This exercise should push students beyond observation toward interpretation, asking them to explain why different evolutionary outcomes occur and what counts as evidence for those explanations.
Learning goals
- interpret more complex experimental outcomes
- evaluate whether observations support a proposed explanation
- discuss how experimental setup shapes conclusions
Step-by-step flow
- Begin with the previous exercise’s saved setup so everyone starts from the same baseline.
- Apply a consistent selection treatment (e.g., add a resource reward or increase the penalty for a trait) and rerun for the same number of steps.
- Collect the histogram data and reproduction counts for each condition.
- Ask: what changed?
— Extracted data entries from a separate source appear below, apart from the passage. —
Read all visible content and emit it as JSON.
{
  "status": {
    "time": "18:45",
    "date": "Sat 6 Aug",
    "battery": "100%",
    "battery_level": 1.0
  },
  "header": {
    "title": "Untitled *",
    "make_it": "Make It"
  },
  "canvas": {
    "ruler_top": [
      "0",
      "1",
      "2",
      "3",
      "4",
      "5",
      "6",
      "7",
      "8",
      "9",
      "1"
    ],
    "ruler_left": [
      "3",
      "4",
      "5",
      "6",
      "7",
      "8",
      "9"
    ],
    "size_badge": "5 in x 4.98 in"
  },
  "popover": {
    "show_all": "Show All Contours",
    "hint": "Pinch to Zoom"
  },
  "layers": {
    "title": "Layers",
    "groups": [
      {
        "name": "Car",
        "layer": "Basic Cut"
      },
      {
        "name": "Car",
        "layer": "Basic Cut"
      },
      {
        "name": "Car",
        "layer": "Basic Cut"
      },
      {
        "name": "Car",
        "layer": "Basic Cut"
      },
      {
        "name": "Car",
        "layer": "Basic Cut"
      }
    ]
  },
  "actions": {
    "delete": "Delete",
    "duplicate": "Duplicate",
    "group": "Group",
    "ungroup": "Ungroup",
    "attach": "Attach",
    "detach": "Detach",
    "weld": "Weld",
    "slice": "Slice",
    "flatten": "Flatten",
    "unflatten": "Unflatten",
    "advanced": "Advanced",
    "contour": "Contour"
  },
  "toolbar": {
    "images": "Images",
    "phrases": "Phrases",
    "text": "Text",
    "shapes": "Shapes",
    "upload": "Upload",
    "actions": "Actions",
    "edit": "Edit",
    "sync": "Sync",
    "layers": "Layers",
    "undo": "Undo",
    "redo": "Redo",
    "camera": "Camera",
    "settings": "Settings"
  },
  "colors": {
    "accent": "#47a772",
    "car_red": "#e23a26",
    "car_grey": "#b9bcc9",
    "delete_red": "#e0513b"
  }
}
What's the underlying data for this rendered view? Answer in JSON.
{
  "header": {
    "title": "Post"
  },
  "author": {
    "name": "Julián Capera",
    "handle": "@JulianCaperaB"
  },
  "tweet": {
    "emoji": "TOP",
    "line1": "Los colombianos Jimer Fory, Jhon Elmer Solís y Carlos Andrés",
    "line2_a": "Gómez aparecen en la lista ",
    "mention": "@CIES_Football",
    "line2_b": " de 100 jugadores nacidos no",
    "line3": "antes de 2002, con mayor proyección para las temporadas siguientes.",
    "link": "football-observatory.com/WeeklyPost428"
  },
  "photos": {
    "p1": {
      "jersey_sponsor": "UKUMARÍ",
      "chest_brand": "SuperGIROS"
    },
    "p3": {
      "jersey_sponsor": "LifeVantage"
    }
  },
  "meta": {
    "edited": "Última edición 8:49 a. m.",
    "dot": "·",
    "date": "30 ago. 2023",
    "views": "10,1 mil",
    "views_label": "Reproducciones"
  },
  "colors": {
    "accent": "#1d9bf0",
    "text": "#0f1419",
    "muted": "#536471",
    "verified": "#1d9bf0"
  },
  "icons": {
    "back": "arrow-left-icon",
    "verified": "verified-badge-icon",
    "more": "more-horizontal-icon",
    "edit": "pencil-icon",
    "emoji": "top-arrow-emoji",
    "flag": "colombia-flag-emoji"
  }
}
Which evidence supports the selection explanation?
Suggested use
Use this when students are ready for more analytical discussion and less guided orientation.
What students do
- compare multiple outcomes under selection
- interpret patterns in population-level evidence
- argue for or against explanations using collected data
Legacy lab-book framing
The legacy lab book presented this as Exploring Fitness and Population Change under Selection, emphasizing how patterns in populations can be interpreted as evidence about evolutionary processes.
Supporting materials
- Exercise 3 PDF
- Legacy explainer video remained hosted off-site and should be migrated later
- Legacy explainer video is part of the archived playlist linked from the
legacy site; please add it to
docs/videoswith a transcript-first page so students can still access the narrative.
Estimated time
One to two class meetings depending on the depth of analysis expected.